True enough, many came not with their Lexus from the missus but humbler ones that were earned with the proverbial blood and sweat, and mucus and phlegm probably, or so I believe. I hope they were not flaunting it, lest they offer themselves future benefactors of the ignoble creatures on The Hill. Nothing bad about giving back? I'll leave it open.

I love homecomings, who wouldn't? But I love homecomings minus the pretentious and pretensions. So it's time we stage our own reunion to retell tales of horror, of divinely romantic priestly liaisons, of mystery bytes, of everything and anything that made us what we have become--the sum of all parts, some of which were manufactured in The Hill.

ariel said...

wait till the Ka Loren sees your post. darn, let us see if we cannot--at least the three of us--put out a book together. but be prepared for the excommunication proceedings. they are more terrible now, the stake burning, plus some other abracadabra. we might even have a bestseller, and then we can donate our royalty, straight into the account of that priest so we will have more socially conscious ministers of the health care and healing.

Ka Loren said...

See. I told you so. I may have inclinations on foretelling, huh! I could amass fortune in this instinct. The flames came burning with fury, furious and thunderous than the gods of the cloaked ministers at The Hill could imagined. There, here, we are the unholy trinity who could spew fires in tales. I was there too as an alumnus, whatever that means, but I hope I was not the one being alluded to with missus, pretentious and full of pretensions. I could not see and even try to imagine myself as benefactor or other else but I could see myself giving incestuous charcoaled tales to soon-to-be-called Called. Let's cock the gun and start the balls flying, booming, crawling beyond the drapes of their Priests' Sala.

ariel said...

Ka Loren: no allusions about the Lexus thing with you, unless you want to part with your missus' Lexus and give it to the poor, ha! Time to take up your cross and follow the well-heeled and the well-wheeled, ha!

Ka Loren said...

It never dawned on me to be well-wheeled, well-heeled warrior. I would rather have my on bloodied farm and try to enjoy brewed tsaa a balang coupled with tinuno nga ubog ti uway and innapuy iti bulo with the masses. I have already lots of crosses and am already crossed-eyed of the burdens. If I could only take my tibor full of gas, and if this gas is affordable for me who have no penny, in my pocket and/or on my calloused palms, I let the hills on fire and let the demons fly and seek their heavens for refuge. At least I am happy that I was not part of that allusions, he he he. Honestly and without pretension, I still have my conveyor as shoe.

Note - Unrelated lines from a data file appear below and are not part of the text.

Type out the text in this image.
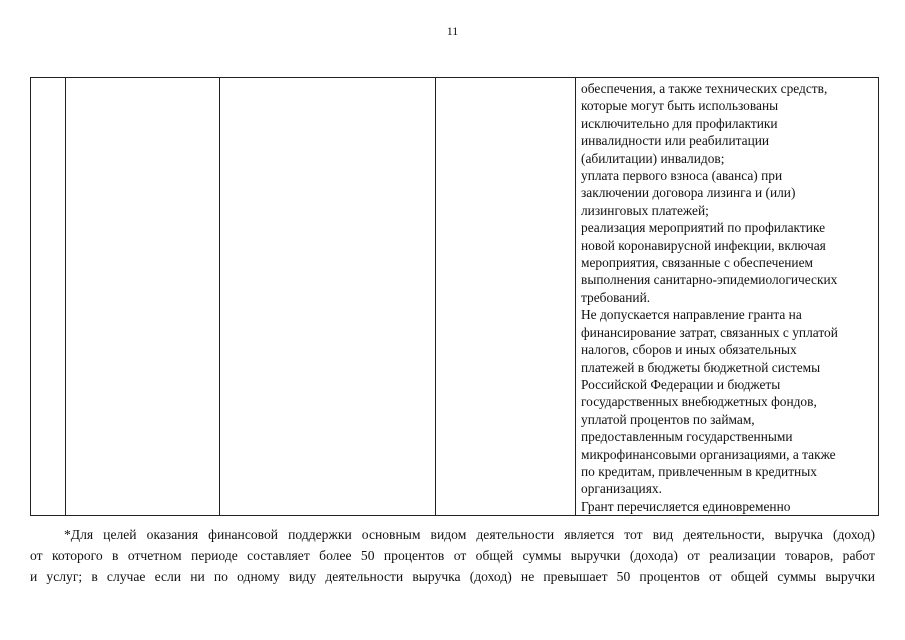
11

обеспечения, а также технических средств,
которые могут быть использованы
исключительно для профилактики
инвалидности или реабилитации
(абилитации) инвалидов;
уплата первого взноса (аванса) при
заключении договора лизинга и (или)
лизинговых платежей;
реализация мероприятий по профилактике
новой коронавирусной инфекции, включая
мероприятия, связанные с обеспечением
выполнения санитарно-эпидемиологических
требований.
Не допускается направление гранта на
финансирование затрат, связанных с уплатой
налогов, сборов и иных обязательных
платежей в бюджеты бюджетной системы
Российской Федерации и бюджеты
государственных внебюджетных фондов,
уплатой процентов по займам,
предоставленным государственными
микрофинансовыми организациями, а также
по кредитам, привлеченным в кредитных
организациях.
Грант перечисляется единовременно
*Для целей оказания финансовой поддержки основным видом деятельности является тот вид деятельности, выручка (доход)
от которого в отчетном периоде составляет более 50 процентов от общей суммы выручки (дохода) от реализации товаров, работ
и услуг; в случае если ни по одному виду деятельности выручка (доход) не превышает 50 процентов от общей суммы выручки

Going back to the crosses, our crosses are much heavier than the colored-blood crosses of the pretenders, proudly and arrogantly dangling on their chests, as if shooing demons infront of them but failed to shoo the devil at the back of the cross. Or the towering neon-cross beaming with pride, pretentious at that, and guarding The Hills where burned fleshes of unknown souls be forgot, gone in limo and never given the chance to wait the promised second coming. Or, I have enough calloused palms of toiling but not in tracing beads during prayers of intentions after a short lull of priestly-incestuous trysts. I never called my comrades as brothers, fathers, sisters or mon-seniors because I could not afford to profess filial love when people are gnashing teeth due to hunger.

I went to the homecoming event to know that I was only the one who wore cap to hide my face, looking sides after sides, corners after corners, recognizing faces after pretentious faces, knowing enough that, again, I was with the jackals, over-zealoted jackals, knowing that in their own inner circle, war of positions is going on and maybe eating their own, whom they called, without even a jerk, brethren. I went there to know also who among the pretenders have enough of the pretending and said quits.

Nevertheless, I welcome the X-Man, Bukidnon Boy, to the world mostly unknown to all cloaked holy men. Let all the Tales be told, X-Men!